The SEC explained in its enforcement action that stock exchanges are held to a higher standard than other market participants because they also function as self-regulatory agencies. The SEC wrote: “National securities exchanges, such as NYSE, are critical elements of the national market system.  Because of this central role, an exchange is required to satisfy among the most significant regulatory responsibilities of any market participant. These regulatory responsibilities implicate both an exchange’s own operations and its role as a self-regulatory organization that acts as a co-regulator with the Commission and other authorities.”
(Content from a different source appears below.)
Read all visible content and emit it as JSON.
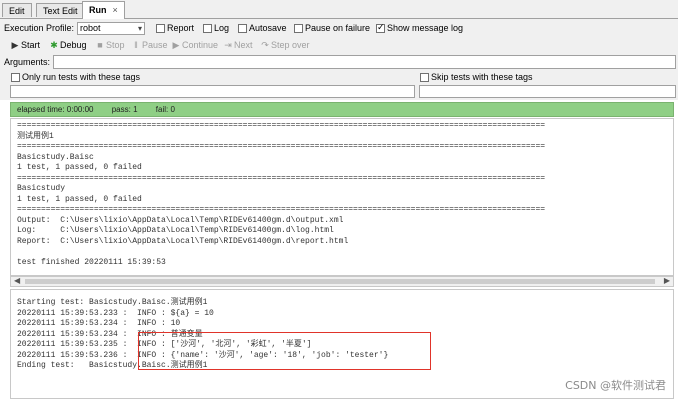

The situation today is that U.S. stock exchanges, functioning as “a co-regulator” with the SEC, continue to sell faster access to customers with deep pockets. The NYSE is selling faster access to high frequency traders by selling them the right to co-locate their computers next to the stock exchange’s computers which speeds up access to data.

The Securities and Exchange Commission not only knows this is going on but is actually filing the rule changes for the practice. On December 24 of last year, the SEC filed this rule change in the Federal Register, announcing that the New York Stock Exchange was changing its pricing for some of its co-location services and computer cabinets for outside users.
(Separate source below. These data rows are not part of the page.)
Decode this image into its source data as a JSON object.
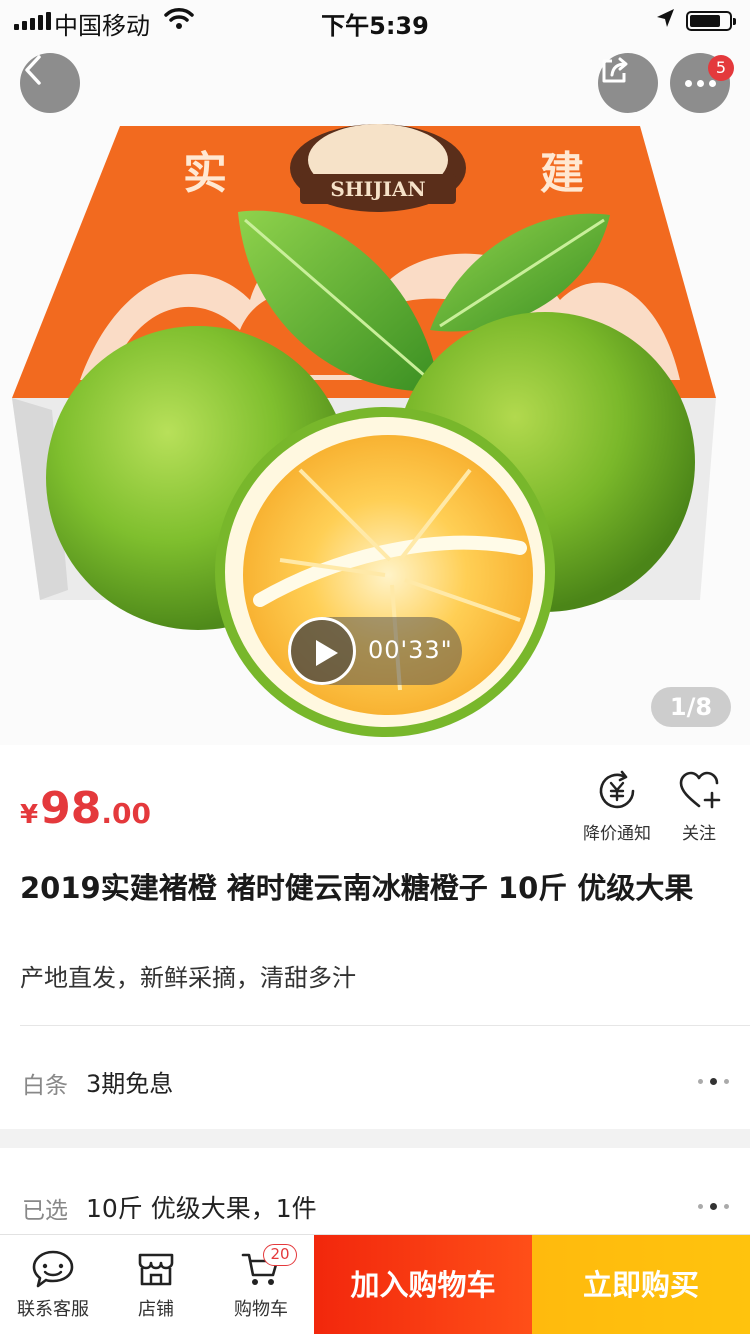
{
  "status_bar": {
    "carrier": "中国移动",
    "time": "下午5:39"
  },
  "gallery": {
    "video_duration": "00'33\"",
    "page_indicator": "1/8",
    "more_badge": "5",
    "box_brand_left": "实",
    "box_brand_right": "建",
    "box_logo": "SHIJIAN"
  },
  "product": {
    "price": {
      "symbol": "¥",
      "integer": "98",
      "decimal": ".00"
    },
    "title": "2019实建褚橙 褚时健云南冰糖橙子 10斤 优级大果",
    "subtitle": "产地直发，新鲜采摘，清甜多汁"
  },
  "actions": {
    "price_alert_label": "降价通知",
    "follow_label": "关注"
  },
  "installment": {
    "label": "白条",
    "value": "3期免息"
  },
  "selection": {
    "label": "已选",
    "value": "10斤 优级大果，1件"
  },
  "bottom_bar": {
    "service_label": "联系客服",
    "shop_label": "店铺",
    "cart_label": "购物车",
    "cart_count": "20",
    "add_to_cart_label": "加入购物车",
    "buy_now_label": "立即购买"
  },
  "colors": {
    "accent_red": "#e4393c",
    "add_cart_orange_red": "#f2270c",
    "buy_yellow": "#ffba0d",
    "box_orange": "#f26a1f",
    "fruit_green": "#7fbf2e"
  },
  "icons": [
    "back-icon",
    "share-icon",
    "more-icon",
    "price-alert-icon",
    "heart-plus-icon",
    "customer-service-icon",
    "shop-icon",
    "cart-icon",
    "play-icon"
  ]
}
The notice says the NYSE will offer: “a one-time Cabinet Upgrade fee of $9,200 when a User requests additional power allocation for its dedicated cabinet such that the Exchange must upgrade the dedicated cabinet’s capacity. A Cabinet Upgrade would be required when power allocation demands exceed 11 kWs. However, in order to incentivize Users to upgrade their dedicated cabinets, the Exchange proposes that the Cabinet Upgrade fee would be $4,600 for a User that submits a written order for a Cabinet Upgrade by January 31, 2014…”

The Federal Register notice also documents that the NASDAQ stock market is also providing co-location services to high frequency traders: “The Exchange also believes that the Cabinet Upgrade fee is reasonable because it would function similar to the NASDAQ charges for comparable services. In particular, NASDAQ charges a premium initial installation fee of $7,000 for a ‘Super High Density Cabinet’ (between 10 kWs and 17.3 kWs) compared to $3,500 for other types of cabinets with less power.The Exchange charges only one flat rate for its initial cabinet fees ($5,000), regardless of the amount of power allocation.”
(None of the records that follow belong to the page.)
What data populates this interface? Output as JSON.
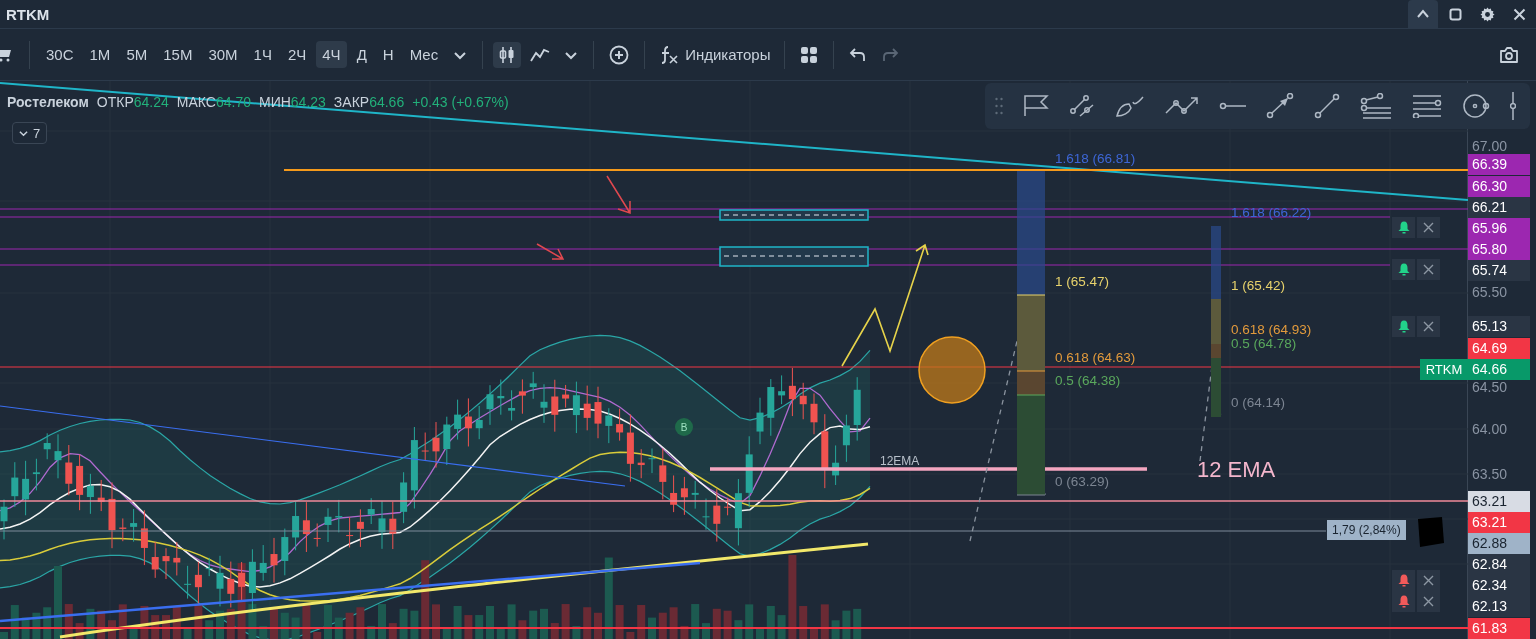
{
  "window": {
    "title": "RTKM"
  },
  "toolbar": {
    "intervals": [
      {
        "label": "30С",
        "selected": false
      },
      {
        "label": "1М",
        "selected": false
      },
      {
        "label": "5М",
        "selected": false
      },
      {
        "label": "15М",
        "selected": false
      },
      {
        "label": "30М",
        "selected": false
      },
      {
        "label": "1Ч",
        "selected": false
      },
      {
        "label": "2Ч",
        "selected": false
      },
      {
        "label": "4Ч",
        "selected": true
      },
      {
        "label": "Д",
        "selected": false
      },
      {
        "label": "Н",
        "selected": false
      },
      {
        "label": "Мес",
        "selected": false
      }
    ],
    "chart_types": [
      {
        "kind": "candles",
        "selected": true
      },
      {
        "kind": "line",
        "selected": false
      }
    ],
    "indicators_label": "Индикаторы",
    "history": [
      {
        "kind": "undo",
        "disabled": false
      },
      {
        "kind": "redo",
        "disabled": true
      }
    ]
  },
  "legend": {
    "name": "Ростелеком",
    "fields": [
      {
        "label": "ОТКР",
        "value": "64.24"
      },
      {
        "label": "МАКС",
        "value": "64.70"
      },
      {
        "label": "МИН",
        "value": "64.23"
      },
      {
        "label": "ЗАКР",
        "value": "64.66"
      }
    ],
    "change": "+0.43 (+0.67%)",
    "collapsed_count": "7"
  },
  "fib_left": [
    {
      "label": "1.618 (66.81)",
      "color": "#3d66d6"
    },
    {
      "label": "1 (65.47)",
      "color": "#e8d36c"
    },
    {
      "label": "0.618 (64.63)",
      "color": "#e29a3c"
    },
    {
      "label": "0.5 (64.38)",
      "color": "#5aa85c"
    },
    {
      "label": "0 (63.29)",
      "color": "#7c8592"
    }
  ],
  "fib_right": [
    {
      "label": "1.618 (66.22)",
      "color": "#3d66d6"
    },
    {
      "label": "1 (65.42)",
      "color": "#e8d36c"
    },
    {
      "label": "0.618 (64.93)",
      "color": "#e29a3c"
    },
    {
      "label": "0.5 (64.78)",
      "color": "#5aa85c"
    },
    {
      "label": "0 (64.14)",
      "color": "#7c8592"
    }
  ],
  "annotations": {
    "ema_small": "12EMA",
    "ema_large": "12 EMA",
    "marker": "B",
    "measure": "1,79 (2,84%)"
  },
  "alerts": [
    {
      "color": "#22d38a"
    },
    {
      "color": "#22d38a"
    },
    {
      "color": "#22d38a"
    },
    {
      "color": "#f25a5a"
    },
    {
      "color": "#f25a5a"
    }
  ],
  "price_axis": [
    {
      "text": "67.00",
      "kind": "tick"
    },
    {
      "text": "66.39",
      "kind": "badge",
      "color": "#9c27b0"
    },
    {
      "text": "66.30",
      "kind": "badge",
      "color": "#9c27b0"
    },
    {
      "text": "66.21",
      "kind": "badge",
      "color": "#2a3544"
    },
    {
      "text": "65.96",
      "kind": "badge",
      "color": "#9c27b0"
    },
    {
      "text": "65.80",
      "kind": "badge",
      "color": "#9c27b0"
    },
    {
      "text": "65.74",
      "kind": "badge",
      "color": "#2a3544"
    },
    {
      "text": "65.50",
      "kind": "tick"
    },
    {
      "text": "65.13",
      "kind": "badge",
      "color": "#2a3544"
    },
    {
      "text": "64.69",
      "kind": "badge",
      "color": "#f23645"
    },
    {
      "text": "64.66",
      "kind": "badge",
      "color": "#089969",
      "tag": "RTKM"
    },
    {
      "text": "64.50",
      "kind": "tick"
    },
    {
      "text": "64.00",
      "kind": "tick"
    },
    {
      "text": "63.50",
      "kind": "tick"
    },
    {
      "text": "63.21",
      "kind": "badge_light",
      "color": "#d8dce4"
    },
    {
      "text": "63.21",
      "kind": "badge",
      "color": "#f23645"
    },
    {
      "text": "62.88",
      "kind": "badge_light",
      "color": "#9fb3c8"
    },
    {
      "text": "62.84",
      "kind": "badge",
      "color": "#2a3544"
    },
    {
      "text": "62.34",
      "kind": "badge",
      "color": "#2a3544"
    },
    {
      "text": "62.13",
      "kind": "badge",
      "color": "#2a3544"
    },
    {
      "text": "61.83",
      "kind": "badge",
      "color": "#f23645"
    }
  ]
}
Faster data feeds and co-location of computers are only a small part of the arsenal high frequency traders and dark pools are using to rig the stock markets. As books and academic studies have outlined in great detail, market manipulators are also using direct access to business news feeds carrying market moving company and economic reports, exotic order types, specially routed fiber optic cable lines, artificial intelligence algorithms and a host of other devices to front run the trades of ordinary investors as well as those of pensions and 401(k) funds.

If Mary Joe White is genuinely concerned about the reputation of the SEC, she’ll give some straight answers in her next appearance on Capitol Hill.